Por isso devemos lutar por ela, torná-la mais difundida, reacender a vontade de jogar, chamar os amigos, os antigos e os futuros.
Venham aqui no Ypiranguinha jogar com a gente.
É dimaiiiiissssssss.............
Zero Hora
13 de outubro de 2012Geração de adultos mantém viva paixão por brinquedos antigos
Indústria aproveita o saudosismo para recolocar nas lojas produtos que fizeram sucesso 30 ou 40 anos atrás
Itamar Melo
Os irmãos Daniel (D) e Flávio reúnem-se a cada duas semanas para clássicos familiares de futebol de botão
Foto: Arquivo pessoal
Essa ludonostalgia envolve trenzinhos movidos à pilha, uma infinidade de jogos de tabuleiro e videogames do tempo em que a informática ainda engatinhava. No caso dos irmãos Krug, é o futebol de mesa que garante a conexão com o passado. Depois de tantos anos, pouca coisa mudou na rotina de competições. Flávio e Daniel se reúnem a cada duas ou três semanas para campeonatos.

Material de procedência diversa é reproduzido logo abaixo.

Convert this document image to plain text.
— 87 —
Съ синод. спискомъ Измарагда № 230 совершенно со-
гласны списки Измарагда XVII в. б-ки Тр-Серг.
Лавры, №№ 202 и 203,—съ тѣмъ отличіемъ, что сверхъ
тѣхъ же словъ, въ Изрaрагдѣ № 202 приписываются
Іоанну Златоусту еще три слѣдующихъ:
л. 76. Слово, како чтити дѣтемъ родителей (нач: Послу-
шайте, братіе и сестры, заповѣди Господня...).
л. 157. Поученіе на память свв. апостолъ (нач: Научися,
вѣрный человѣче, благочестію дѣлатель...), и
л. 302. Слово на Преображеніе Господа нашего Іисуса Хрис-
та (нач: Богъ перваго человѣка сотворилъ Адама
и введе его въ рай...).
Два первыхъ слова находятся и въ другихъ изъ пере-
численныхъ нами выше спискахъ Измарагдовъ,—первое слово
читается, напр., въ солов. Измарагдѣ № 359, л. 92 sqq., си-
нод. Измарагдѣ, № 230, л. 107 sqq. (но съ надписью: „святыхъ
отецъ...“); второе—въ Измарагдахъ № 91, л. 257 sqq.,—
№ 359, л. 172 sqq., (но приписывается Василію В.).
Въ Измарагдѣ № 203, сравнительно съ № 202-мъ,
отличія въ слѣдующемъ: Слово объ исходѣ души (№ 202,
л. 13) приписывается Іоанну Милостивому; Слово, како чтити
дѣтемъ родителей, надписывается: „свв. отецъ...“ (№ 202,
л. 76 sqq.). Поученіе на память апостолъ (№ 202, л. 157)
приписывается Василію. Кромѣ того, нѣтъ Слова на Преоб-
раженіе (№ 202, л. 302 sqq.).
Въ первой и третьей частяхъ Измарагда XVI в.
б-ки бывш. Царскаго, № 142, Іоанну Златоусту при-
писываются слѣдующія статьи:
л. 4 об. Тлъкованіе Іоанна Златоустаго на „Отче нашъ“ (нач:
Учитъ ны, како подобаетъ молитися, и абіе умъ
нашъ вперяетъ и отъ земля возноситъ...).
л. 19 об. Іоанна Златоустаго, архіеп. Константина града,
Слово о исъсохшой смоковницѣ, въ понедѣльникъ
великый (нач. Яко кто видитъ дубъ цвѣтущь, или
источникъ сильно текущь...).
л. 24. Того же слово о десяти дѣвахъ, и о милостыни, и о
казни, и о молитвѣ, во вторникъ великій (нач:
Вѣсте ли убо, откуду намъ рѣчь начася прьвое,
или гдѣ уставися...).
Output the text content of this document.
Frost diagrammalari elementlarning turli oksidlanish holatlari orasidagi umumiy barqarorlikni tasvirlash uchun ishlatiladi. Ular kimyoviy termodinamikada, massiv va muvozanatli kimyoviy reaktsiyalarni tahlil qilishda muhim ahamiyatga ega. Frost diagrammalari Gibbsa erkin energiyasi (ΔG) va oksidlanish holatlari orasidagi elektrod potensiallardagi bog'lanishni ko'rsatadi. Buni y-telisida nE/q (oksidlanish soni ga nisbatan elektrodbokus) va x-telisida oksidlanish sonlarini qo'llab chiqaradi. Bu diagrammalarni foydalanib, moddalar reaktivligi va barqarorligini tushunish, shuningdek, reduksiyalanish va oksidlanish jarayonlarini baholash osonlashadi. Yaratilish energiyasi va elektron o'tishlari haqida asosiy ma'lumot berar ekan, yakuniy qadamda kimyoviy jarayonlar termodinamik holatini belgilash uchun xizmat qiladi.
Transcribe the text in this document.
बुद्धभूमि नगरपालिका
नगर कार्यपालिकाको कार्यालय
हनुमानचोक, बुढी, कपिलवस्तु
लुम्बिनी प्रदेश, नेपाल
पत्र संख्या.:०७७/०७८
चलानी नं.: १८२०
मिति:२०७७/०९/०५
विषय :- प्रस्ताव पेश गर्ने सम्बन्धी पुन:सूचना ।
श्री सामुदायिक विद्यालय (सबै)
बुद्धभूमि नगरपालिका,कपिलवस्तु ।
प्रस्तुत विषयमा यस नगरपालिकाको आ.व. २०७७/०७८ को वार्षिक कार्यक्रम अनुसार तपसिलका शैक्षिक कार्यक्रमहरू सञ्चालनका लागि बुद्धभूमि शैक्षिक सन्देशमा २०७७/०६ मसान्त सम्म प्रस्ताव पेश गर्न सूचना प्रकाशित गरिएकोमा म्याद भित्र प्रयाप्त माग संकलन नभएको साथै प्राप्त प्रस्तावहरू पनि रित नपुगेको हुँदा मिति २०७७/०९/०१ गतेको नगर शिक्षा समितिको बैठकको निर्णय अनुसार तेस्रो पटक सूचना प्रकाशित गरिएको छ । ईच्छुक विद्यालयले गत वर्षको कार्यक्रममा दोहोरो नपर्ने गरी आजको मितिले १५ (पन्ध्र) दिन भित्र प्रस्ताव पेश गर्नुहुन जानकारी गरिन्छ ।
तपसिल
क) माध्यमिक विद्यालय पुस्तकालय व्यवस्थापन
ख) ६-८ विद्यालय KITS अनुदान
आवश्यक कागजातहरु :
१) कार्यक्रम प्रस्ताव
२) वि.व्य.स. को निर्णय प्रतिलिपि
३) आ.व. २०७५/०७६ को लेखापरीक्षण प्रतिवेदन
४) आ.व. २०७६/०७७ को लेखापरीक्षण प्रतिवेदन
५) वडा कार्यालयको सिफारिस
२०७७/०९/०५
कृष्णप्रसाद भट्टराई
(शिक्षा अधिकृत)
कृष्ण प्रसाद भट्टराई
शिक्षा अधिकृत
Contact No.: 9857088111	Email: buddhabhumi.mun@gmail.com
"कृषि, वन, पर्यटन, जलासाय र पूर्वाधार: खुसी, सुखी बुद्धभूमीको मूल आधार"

— Quando nos juntamos para jogar, ficamos lembrando momentos da infância. Naquela época, reuníamos os amigos todo sábado para um campeonato. Quem ganhasse, ficava com a taça por uma semana. Tínhamos um caderno onde anotávamos os resultados dos jogos, quem foi campeão e quem foi o goleador. Agora, uso um software que criei e que nos fornece os rankings. Meu irmão está na liderança. Por enquanto — conta Daniel.
Flávio confirma sua supremacia: nos clássicos familiares:
— No tempo de criança era mais parelho. Mas agora sou o melhor.
Jogos bons não envelhecem, resistem ao tempo e ficam na memória. Por trás de uma simples nostalgia, reside o apreço por jogos que podem não ter gráficos e sons avançados, mas unem ideias simples com desafios, alguns mais difíceis que os atuais jogos.